Institute for Transportation Systems
Institute for Transportation Systems
Professor Neville Parker, Director
Program Office: MR - 909 / ST - 134
Tel.: (212) 650-8054 / 8516
The CUNY Institute for Transportation Systems has been established at the City College in cooperation with the other units of the City University of New York in order to respond to the need for interdisciplinary education of transportation professionals.
The primary objective of the Institute's academic programs is to train transportation planners, engineers and managers to plan effectively, design optimally, operate efficiently, and manage skillfully transportation systems that are capable of satisfying the needs of society.

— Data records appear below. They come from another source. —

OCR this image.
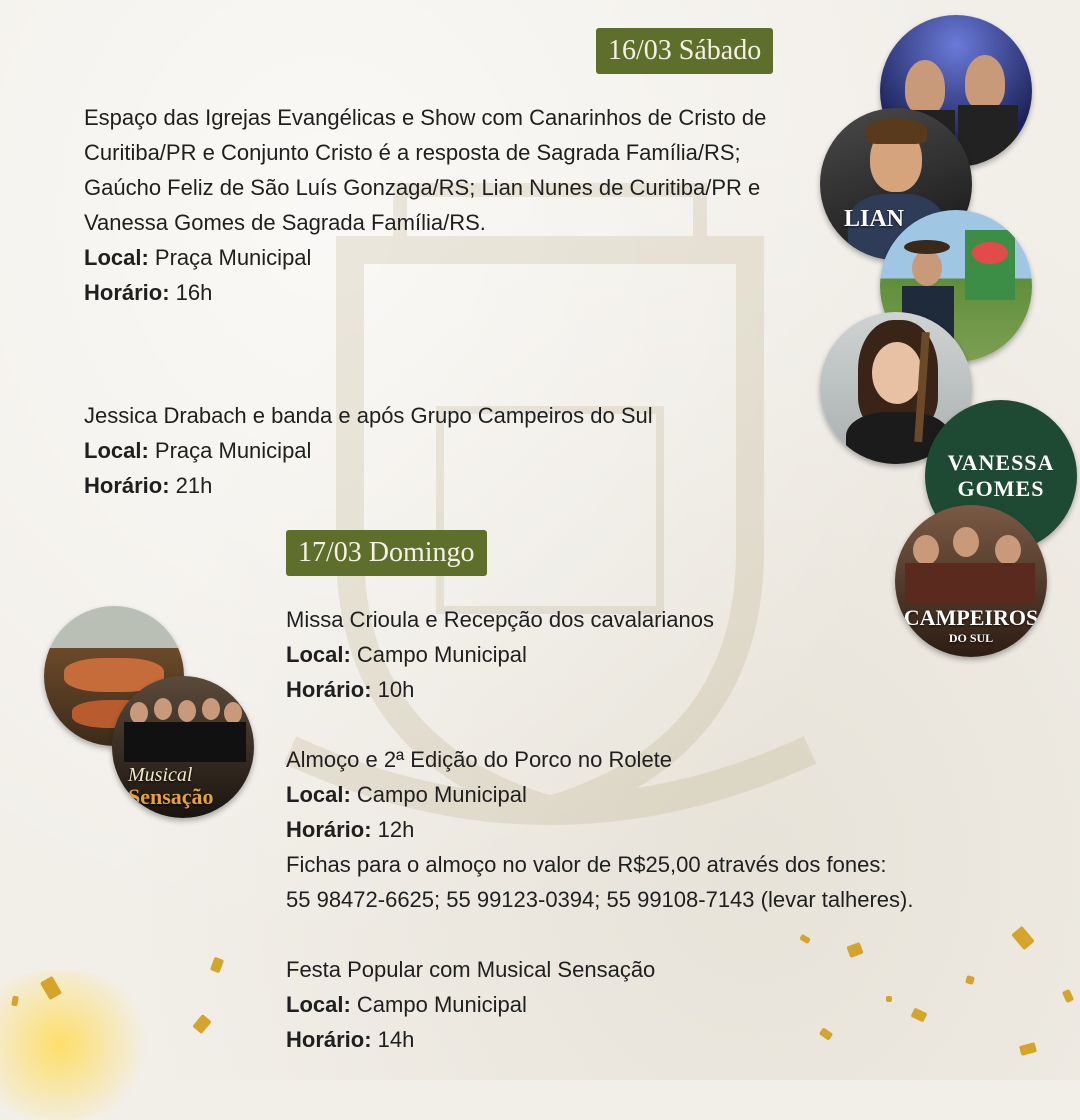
16/03 Sábado

Espaço das Igrejas Evangélicas e Show com Canarinhos de Cristo de Curitiba/PR e Conjunto Cristo é a resposta de Sagrada Família/RS; Gaúcho Feliz de São Luís Gonzaga/RS; Lian Nunes de Curitiba/PR e Vanessa Gomes de Sagrada Família/RS.

Local: Praça Municipal

Horário: 16h

Jessica Drabach e banda e após Grupo Campeiros do Sul

Local: Praça Municipal

Horário: 21h

17/03 Domingo

Missa Crioula e Recepção dos cavalarianos

Local: Campo Municipal

Horário: 10h

Almoço e 2ª Edição do Porco no Rolete

Local: Campo Municipal

Horário: 12h

Fichas para o almoço no valor de R$25,00 através dos fones:

55 98472-6625; 55 99123-0394; 55 99108-7143 (levar talheres).

Festa Popular com Musical Sensação

Local: Campo Municipal

Horário: 14h

LIAN
VANESSA
GOMES
CAMPEIROS
DO SUL
Musical
Sensação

This must be done with full awareness of the human element and in such a way as to optimize the use of financial resources, while protecting the environment and energy resources, and causing minimal social disruption.
Transportation is one of the most vital services in the United States and in the world; it can be compared with the human body's circulation system. Like veins and arteries, our railway, waterway, airway, and highway and street networks facilitate the movement of materials and people to and from houses, offices, plants, farms, mines and a variety of educational, cultural and recreational activities. Everyone is familiar with the difficulties that a transportation malfunction causes. These range from minor delays and aggravation when a street segment is closed for construction, to major disruptions of activities and shortages of goods when there is a major strike or snowstorm. Just as the human body cannot be healthy without a perfectly functioning circulatory system, economic and social activities cannot be carried out without an efficient transportation system.

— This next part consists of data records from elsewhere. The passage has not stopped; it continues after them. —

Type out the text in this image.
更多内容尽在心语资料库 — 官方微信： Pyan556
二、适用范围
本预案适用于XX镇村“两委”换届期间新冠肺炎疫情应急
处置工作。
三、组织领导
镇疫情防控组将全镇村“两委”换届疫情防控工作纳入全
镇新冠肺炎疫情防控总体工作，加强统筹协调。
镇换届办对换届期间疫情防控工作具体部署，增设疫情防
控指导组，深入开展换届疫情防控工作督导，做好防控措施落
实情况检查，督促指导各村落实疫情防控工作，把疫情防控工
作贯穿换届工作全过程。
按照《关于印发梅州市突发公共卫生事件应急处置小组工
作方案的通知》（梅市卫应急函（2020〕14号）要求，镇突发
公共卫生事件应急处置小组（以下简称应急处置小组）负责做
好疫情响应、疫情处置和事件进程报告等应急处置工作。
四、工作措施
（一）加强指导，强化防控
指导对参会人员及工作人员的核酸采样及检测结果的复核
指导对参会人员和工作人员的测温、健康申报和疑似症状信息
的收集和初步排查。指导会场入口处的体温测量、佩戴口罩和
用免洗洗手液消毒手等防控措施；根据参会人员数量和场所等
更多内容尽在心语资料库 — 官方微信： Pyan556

The importane of transportation is not restricted to its function of serving society's mobility needs; the transportation industry has an economic impact both as a consumer of resources and supplier of jobs. Over 20% of the nation's gross national product is spent on transportation-related activities; these activities employ over ten million people, about 11% of the civilian work force. Transportation consumes more than one half of all refined petroleum products; it is responsible for 15% of all atmospheric pollutants and for the deaths of over 40,000 people annually, mainly as the result of automobile accidents. Obviously, finding ways to improve transportation systems is worthwhile, not only because it can reduce the cost of goods to consumers and help farmers and manufacturers compete for their share of distant markets, but also because it can enhance the quality of life. Benefits accrue to both urban and rural populations in the form of a cleaner environment reduced energy consumption, and lives saved.

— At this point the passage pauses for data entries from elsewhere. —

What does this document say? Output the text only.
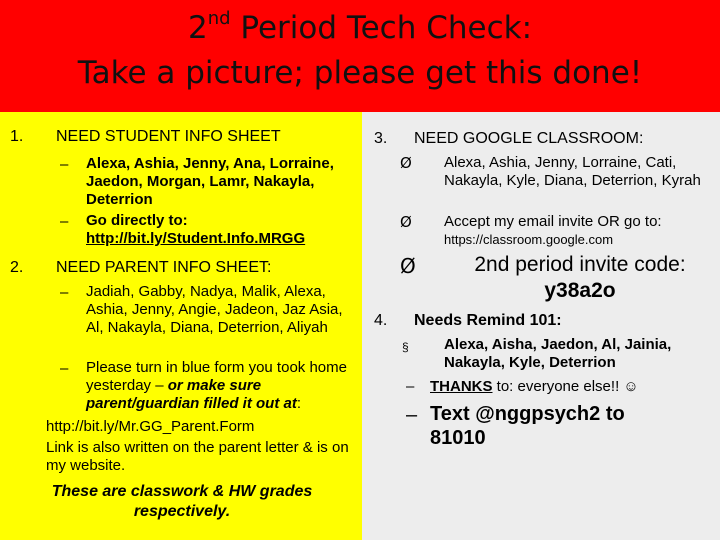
2nd Period Tech Check:
Take a picture; please get this done!
1. NEED STUDENT INFO SHEET
– Alexa, Ashia, Jenny, Ana, Lorraine, Jaedon, Morgan, Lamr, Nakayla, Deterrion
– Go directly to:
http://bit.ly/Student.Info.MRGG
2. NEED PARENT INFO SHEET:
– Jadiah, Gabby, Nadya, Malik, Alexa, Ashia, Jenny, Angie, Jadeon, Jaz Asia, Al, Nakayla, Diana, Deterrion, Aliyah
– Please turn in blue form you took home yesterday – or make sure parent/guardian filled it out at:
http://bit.ly/Mr.GG_Parent.Form
Link is also written on the parent letter & is on my website.
These are classwork & HW grades respectively.
3. NEED GOOGLE CLASSROOM:
Ø Alexa, Ashia, Jenny, Lorraine, Cati, Nakayla, Kyle, Diana, Deterrion, Kyrah
Ø Accept my email invite OR go to:
https://classroom.google.com
Ø	2nd period invite code:
y38a2o
4. Needs Remind 101:
§ Alexa, Aisha, Jaedon, Al, Jainia, Nakayla, Kyle, Deterrion
– THANKS to: everyone else!! ☺
– Text @nggpsych2 to 81010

The significant role of transportation clearly indicates the need for educating transportation professionals. They must not only be able to meet the technological challenges of new systems, they must also be capable of fitting these systems into social, economic and physical environments in such a manner that the quality of life will be improved for all. Well-educated transportation professionals include civil engineers to build structures; mechanical engineers to design vehicles; electrical engineers to develop vehicle and guidance system controls; chemical engineers to utilize materials and fuels to best effects; industrial engineers to evaluate the interaction of people with machines architects and artists to fit facilities aesthetically into their environments; urban planners and designers to understand the impact of transportation systems on other activities; economists to evaluate alternatives and price services; financial experts to secure funds for both new and existing systems; lawyers to interpret regulations; psychologists to understand human behavior; sociologists to comprehend group dynamics; educators to teach people to change habits; politicians to reconcile the divergent demands of special interest groups; and above all, effective managers to orchestrate the efficient coordination of people and resources.